The researchers performed deep metagenomic sequencing on stool samples and plasma metabolomics on long term (>10 years) and short term (<4 years) ME/CFS patients as well as healthy controls. Their analysis revealed significant microbiome dysbiosis—including a reduction in butyrate producers—in short term patients that appeared to resolve in long term patients. However, metabolic abnormalities were much more pronounced in long-term patients, suggesting a dynamic host-microbiome interplay where early microbial changes may contribute to persistent metabolic disruptions.

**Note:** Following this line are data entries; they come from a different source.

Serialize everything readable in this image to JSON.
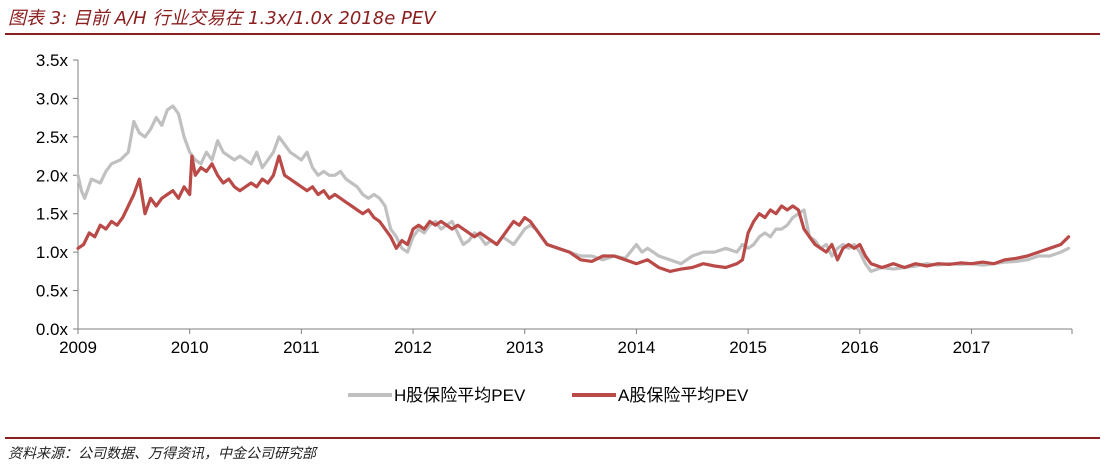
{
  "header": {
    "title": "图表 3: 目前 A/H 行业交易在 1.3x/1.0x 2018e PEV"
  },
  "footer": {
    "source": "资料来源：公司数据、万得资讯，中金公司研究部"
  },
  "chart_data": {
    "type": "line",
    "title": "图表 3: 目前 A/H 行业交易在 1.3x/1.0x 2018e PEV",
    "xlabel": "",
    "ylabel": "",
    "xlim": [
      2009.0,
      2017.9
    ],
    "ylim": [
      0.0,
      3.5
    ],
    "yticks": [
      0.0,
      0.5,
      1.0,
      1.5,
      2.0,
      2.5,
      3.0,
      3.5
    ],
    "ytick_labels": [
      "0.0x",
      "0.5x",
      "1.0x",
      "1.5x",
      "2.0x",
      "2.5x",
      "3.0x",
      "3.5x"
    ],
    "xticks": [
      2009,
      2010,
      2011,
      2012,
      2013,
      2014,
      2015,
      2016,
      2017
    ],
    "xtick_labels": [
      "2009",
      "2010",
      "2011",
      "2012",
      "2013",
      "2014",
      "2015",
      "2016",
      "2017"
    ],
    "grid": false,
    "legend_position": "bottom-center",
    "series": [
      {
        "name": "H股保险平均PEV",
        "color": "#c0c0c0",
        "x": [
          2009.0,
          2009.03,
          2009.06,
          2009.12,
          2009.2,
          2009.25,
          2009.3,
          2009.38,
          2009.45,
          2009.5,
          2009.55,
          2009.6,
          2009.65,
          2009.7,
          2009.75,
          2009.8,
          2009.85,
          2009.9,
          2009.95,
          2010.0,
          2010.05,
          2010.1,
          2010.15,
          2010.2,
          2010.25,
          2010.3,
          2010.35,
          2010.4,
          2010.45,
          2010.5,
          2010.55,
          2010.6,
          2010.65,
          2010.7,
          2010.75,
          2010.8,
          2010.85,
          2010.9,
          2010.95,
          2011.0,
          2011.05,
          2011.1,
          2011.15,
          2011.2,
          2011.25,
          2011.3,
          2011.35,
          2011.4,
          2011.45,
          2011.5,
          2011.55,
          2011.6,
          2011.65,
          2011.7,
          2011.75,
          2011.8,
          2011.85,
          2011.9,
          2011.95,
          2012.0,
          2012.05,
          2012.1,
          2012.15,
          2012.2,
          2012.25,
          2012.3,
          2012.35,
          2012.4,
          2012.45,
          2012.5,
          2012.55,
          2012.6,
          2012.65,
          2012.7,
          2012.75,
          2012.8,
          2012.85,
          2012.9,
          2012.95,
          2013.0,
          2013.05,
          2013.1,
          2013.15,
          2013.2,
          2013.3,
          2013.4,
          2013.5,
          2013.6,
          2013.7,
          2013.8,
          2013.9,
          2014.0,
          2014.05,
          2014.1,
          2014.2,
          2014.3,
          2014.4,
          2014.5,
          2014.6,
          2014.7,
          2014.8,
          2014.9,
          2014.95,
          2015.0,
          2015.05,
          2015.1,
          2015.15,
          2015.2,
          2015.25,
          2015.3,
          2015.35,
          2015.4,
          2015.45,
          2015.5,
          2015.55,
          2015.6,
          2015.65,
          2015.7,
          2015.75,
          2015.8,
          2015.85,
          2015.9,
          2015.95,
          2016.0,
          2016.05,
          2016.1,
          2016.2,
          2016.3,
          2016.4,
          2016.5,
          2016.6,
          2016.7,
          2016.8,
          2016.9,
          2017.0,
          2017.1,
          2017.2,
          2017.3,
          2017.4,
          2017.5,
          2017.6,
          2017.7,
          2017.8,
          2017.87
        ],
        "values": [
          2.0,
          1.8,
          1.7,
          1.95,
          1.9,
          2.05,
          2.15,
          2.2,
          2.3,
          2.7,
          2.55,
          2.5,
          2.6,
          2.75,
          2.65,
          2.85,
          2.9,
          2.8,
          2.5,
          2.3,
          2.2,
          2.15,
          2.3,
          2.2,
          2.45,
          2.3,
          2.25,
          2.2,
          2.25,
          2.2,
          2.15,
          2.3,
          2.1,
          2.2,
          2.3,
          2.5,
          2.4,
          2.3,
          2.25,
          2.2,
          2.3,
          2.1,
          2.0,
          2.05,
          2.0,
          2.0,
          2.05,
          1.95,
          1.9,
          1.85,
          1.75,
          1.7,
          1.75,
          1.7,
          1.6,
          1.3,
          1.2,
          1.05,
          1.0,
          1.2,
          1.3,
          1.25,
          1.35,
          1.4,
          1.3,
          1.35,
          1.4,
          1.25,
          1.1,
          1.15,
          1.25,
          1.2,
          1.1,
          1.15,
          1.1,
          1.2,
          1.15,
          1.1,
          1.2,
          1.3,
          1.35,
          1.3,
          1.2,
          1.1,
          1.05,
          1.0,
          0.95,
          0.95,
          0.9,
          0.95,
          0.92,
          1.1,
          1.0,
          1.05,
          0.95,
          0.9,
          0.85,
          0.95,
          1.0,
          1.0,
          1.05,
          1.0,
          1.1,
          1.05,
          1.1,
          1.2,
          1.25,
          1.2,
          1.3,
          1.3,
          1.35,
          1.45,
          1.5,
          1.55,
          1.2,
          1.15,
          1.05,
          1.1,
          0.95,
          1.05,
          1.1,
          1.05,
          1.1,
          1.0,
          0.85,
          0.75,
          0.8,
          0.78,
          0.8,
          0.82,
          0.85,
          0.83,
          0.85,
          0.84,
          0.85,
          0.83,
          0.85,
          0.87,
          0.88,
          0.9,
          0.95,
          0.95,
          1.0,
          1.05
        ]
      },
      {
        "name": "A股保险平均PEV",
        "color": "#b94a48",
        "x": [
          2009.0,
          2009.05,
          2009.1,
          2009.15,
          2009.2,
          2009.25,
          2009.3,
          2009.35,
          2009.4,
          2009.45,
          2009.5,
          2009.55,
          2009.6,
          2009.65,
          2009.7,
          2009.75,
          2009.8,
          2009.85,
          2009.9,
          2009.95,
          2010.0,
          2010.02,
          2010.05,
          2010.1,
          2010.15,
          2010.2,
          2010.25,
          2010.3,
          2010.35,
          2010.4,
          2010.45,
          2010.5,
          2010.55,
          2010.6,
          2010.65,
          2010.7,
          2010.75,
          2010.8,
          2010.85,
          2010.9,
          2010.95,
          2011.0,
          2011.05,
          2011.1,
          2011.15,
          2011.2,
          2011.25,
          2011.3,
          2011.35,
          2011.4,
          2011.45,
          2011.5,
          2011.55,
          2011.6,
          2011.65,
          2011.7,
          2011.75,
          2011.8,
          2011.85,
          2011.9,
          2011.95,
          2012.0,
          2012.05,
          2012.1,
          2012.15,
          2012.2,
          2012.25,
          2012.3,
          2012.35,
          2012.4,
          2012.45,
          2012.5,
          2012.55,
          2012.6,
          2012.65,
          2012.7,
          2012.75,
          2012.8,
          2012.85,
          2012.9,
          2012.95,
          2013.0,
          2013.05,
          2013.1,
          2013.15,
          2013.2,
          2013.3,
          2013.4,
          2013.5,
          2013.6,
          2013.7,
          2013.8,
          2013.9,
          2014.0,
          2014.1,
          2014.2,
          2014.3,
          2014.4,
          2014.5,
          2014.6,
          2014.7,
          2014.8,
          2014.9,
          2014.95,
          2015.0,
          2015.05,
          2015.1,
          2015.15,
          2015.2,
          2015.25,
          2015.3,
          2015.35,
          2015.4,
          2015.45,
          2015.5,
          2015.55,
          2015.6,
          2015.65,
          2015.7,
          2015.75,
          2015.8,
          2015.85,
          2015.9,
          2015.95,
          2016.0,
          2016.05,
          2016.1,
          2016.2,
          2016.3,
          2016.4,
          2016.5,
          2016.6,
          2016.7,
          2016.8,
          2016.9,
          2017.0,
          2017.1,
          2017.2,
          2017.3,
          2017.4,
          2017.5,
          2017.6,
          2017.7,
          2017.8,
          2017.87
        ],
        "values": [
          1.05,
          1.1,
          1.25,
          1.2,
          1.35,
          1.3,
          1.4,
          1.35,
          1.45,
          1.6,
          1.75,
          1.95,
          1.5,
          1.7,
          1.6,
          1.7,
          1.75,
          1.8,
          1.7,
          1.85,
          1.75,
          2.25,
          2.0,
          2.1,
          2.05,
          2.15,
          2.0,
          1.9,
          1.95,
          1.85,
          1.8,
          1.85,
          1.9,
          1.85,
          1.95,
          1.9,
          2.0,
          2.25,
          2.0,
          1.95,
          1.9,
          1.85,
          1.8,
          1.85,
          1.75,
          1.8,
          1.7,
          1.75,
          1.7,
          1.65,
          1.6,
          1.55,
          1.5,
          1.55,
          1.45,
          1.4,
          1.3,
          1.2,
          1.05,
          1.15,
          1.1,
          1.3,
          1.35,
          1.3,
          1.4,
          1.35,
          1.4,
          1.35,
          1.3,
          1.35,
          1.3,
          1.25,
          1.2,
          1.25,
          1.2,
          1.15,
          1.1,
          1.2,
          1.3,
          1.4,
          1.35,
          1.45,
          1.4,
          1.3,
          1.2,
          1.1,
          1.05,
          1.0,
          0.9,
          0.88,
          0.95,
          0.95,
          0.9,
          0.85,
          0.9,
          0.8,
          0.75,
          0.78,
          0.8,
          0.85,
          0.82,
          0.8,
          0.85,
          0.9,
          1.25,
          1.4,
          1.5,
          1.45,
          1.55,
          1.5,
          1.6,
          1.55,
          1.6,
          1.55,
          1.3,
          1.2,
          1.1,
          1.05,
          1.0,
          1.1,
          0.9,
          1.05,
          1.1,
          1.05,
          1.1,
          0.95,
          0.85,
          0.8,
          0.85,
          0.8,
          0.85,
          0.82,
          0.85,
          0.84,
          0.86,
          0.85,
          0.87,
          0.85,
          0.9,
          0.92,
          0.95,
          1.0,
          1.05,
          1.1,
          1.2
        ]
      }
    ]
  }
}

Figura 1. Un enfoque multiómico identificó biomarcadores microbianos y metabólicos clave asociados al ME/SFC29.
Otros análisis identificaron biomarcadores microbianos y metabólicos específicos de los pacientes a corto y largo plazo, incluida la reducción de la síntesis de butirato por los microbios intestinales y la reducción de butirato, ácidos biliares y benzoato, lo que revela posibles mecanismos funcionales subyacentes a la aparición y duración de la enfermedad.
Este enfoque multiómico permitió la caracterización de alta resolución de la disbiosis microbiana y metabólica asociada con el ME/CFS, revelando biomarcadores específicos vinculados a la aparición y progresión de la enfermedad que de otro modo podrían haber pasado desapercibidos. La información obtenida proporciona pistas sobre los mecanismos subyacentes de esta compleja enfermedad y puede servir de base para futuras estrategias terapéuticas.
Perfiles multiómicos del microbioma intestinal en el síndrome del intestino irritable y sus subtipos de hábito intestinal
El síndrome del intestino irritable es un trastorno gastrointestinal frecuente. Aunque se sospecha que el microbioma intestinal desempeña un papel en este trastorno, la conexión huésped-microbio en el SII sigue sin explorarse lo suficiente. Para colmar esta laguna, Jacobs et al. integraron la secuenciación del ARNr 16S, la transcriptómica y el análisis metabolómico de muestras recogidas de pacientes con SII y controles sanos30. Su trabajo, publicado en Microbiome, descubrió nuevas relaciones funcionales entre el huésped y los microbios que pueden contribuir a la etiología de la enfermedad.
El análisis multiómico reveló cambios significativos en los taxones bacterianos, como un aumento de Bacteroides dorei y Actinomyces spp., e identificó metabolitos como la tiramina, el gentisato y el hidrocinamato que eran diferencialmente abundantes en los pacientes con SII. Este enfoque integral también permitió identificar la regulación transcripcional en vías relacionadas con el metabolismo de la fructosa y el glucano y la vía del succinato de la fermentación de carbohidratos.
Los investigadores también desarrollaron un clasificador basado en la multiómica (véase la Figura 2), que resultó más preciso para distinguir el SII de los controles sanos que los clasificadores que utilizaban conjuntos de datos individuales. Además, el estudio descubrió que el SII con predominio de diarrea (SII-D) y el SII con predominio de estreñimiento (SII-C) mostraban perfiles metatranscriptómicos y metabolómicos distintos, lo que sugiere que podrían utilizarse marcadores microbianos y metabólicos específicos para diferenciar los subtipos de SII.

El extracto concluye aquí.